H.E. added that free zones constitute a one-stop shop for all licenses required by investors, who are only required to seek the approval of the Free Zone Authority.
Touching on trade openness between Doha and Berlin, H.E. expressed his confidence that Qatar will become a major international business hub in the region across all fields including trade, industry and services.
On the private sector front, Sheikh Ahmed said the sector proved resilient amid economic challenges, noting that Qatari companies seized the opportunities that the government offered to increase their contribution to Qatar’s development.
The government had allocated 93 billion Qatari riyals (21.9 billion euros) in its 2018 budget for the development of major projects relating to the FIFA 2022 World Cup, health, education, and transport among others, H.E. said.
These figures indicate the productive partnership between the public and private sectors, in addition to the key contribution of private investments in the development of  Qatari economy, H.E. stressed.
Public-private partnership projects are not new to Qatar, H.E. explained, noting that the state had previously introduced such initiatives across various sectors including the energy and water sectors. Qatar has continued to undertake such partnerships over the years, and is now aiming to extend PPPs to the infrastructure, sports, education, health and government services sectors.
Qatar is currently developing a legal and institutional framework for PPPs in accordance with best international practices, H.E. said, explaining that this framework has been designed specifically to accelerate and facilitate the implementation of PPPs in Qatar, as well as to streamline the implementation of economic and social infrastructure projects, whether by domestic or foreign investors.
A Public Private Partnership Law has been drafted and is currently being adopted, H.E. explained, noting that the law will also contribute to enhancing government support for PPPs and establishing a clear legal framework based on a more efficient and transparent procurement process.

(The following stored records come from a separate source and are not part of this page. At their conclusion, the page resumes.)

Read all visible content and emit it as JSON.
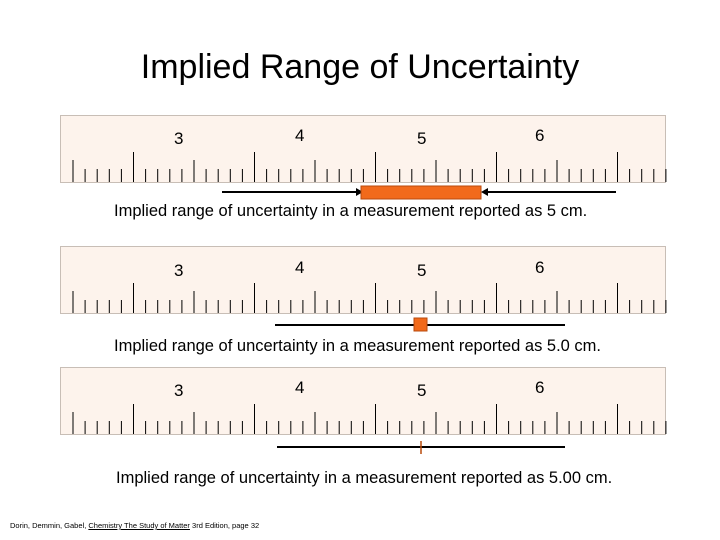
{
  "title": "Implied Range of Uncertainty",
  "colors": {
    "ruler_bg": "#fdf3ec",
    "ruler_border": "#c8beb6",
    "range_fill": "#f26a1b",
    "range_stroke": "#b84a0c"
  },
  "rulers": [
    {
      "labels": [
        "3",
        "4",
        "5",
        "6"
      ],
      "measurement": "5 cm",
      "caption": "Implied range of uncertainty in a measurement reported as 5 cm."
    },
    {
      "labels": [
        "3",
        "4",
        "5",
        "6"
      ],
      "measurement": "5.0 cm",
      "caption": "Implied range of uncertainty in a measurement reported as 5.0 cm."
    },
    {
      "labels": [
        "3",
        "4",
        "5",
        "6"
      ],
      "measurement": "5.00 cm",
      "caption": "Implied range of uncertainty in a measurement reported as 5.00 cm."
    }
  ],
  "citation": {
    "authors": "Dorin, Demmin, Gabel, ",
    "book": "Chemistry The Study of Matter",
    "rest": " 3rd Edition, page 32"
  }
}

The ninth edition of the Qatar Business and Investment Forum featured five working sessions attended by high-level government officials, businessmen and representatives of major companies from both countries. The sessions touched on efforts to enhance bilateral economic and investment cooperation including growth indicators of a truly successful partnership, cooperation in the financial sector, the promotion of industrial cooperation between Doha and Berlin to contribute to the diversification of income sources, in addition to the promotion of investments in Germany and bilateral cooperation in the fields of tourism, health and sports, especially in relation to the FIFA 2022 World Cup.
The forum also featured bilateral meetings between Qatari and German businessmen, during which participants reviewed investment opportunities in both countries and discussed mechanisms to bolster long-term economic cooperation between Qatari and German companies.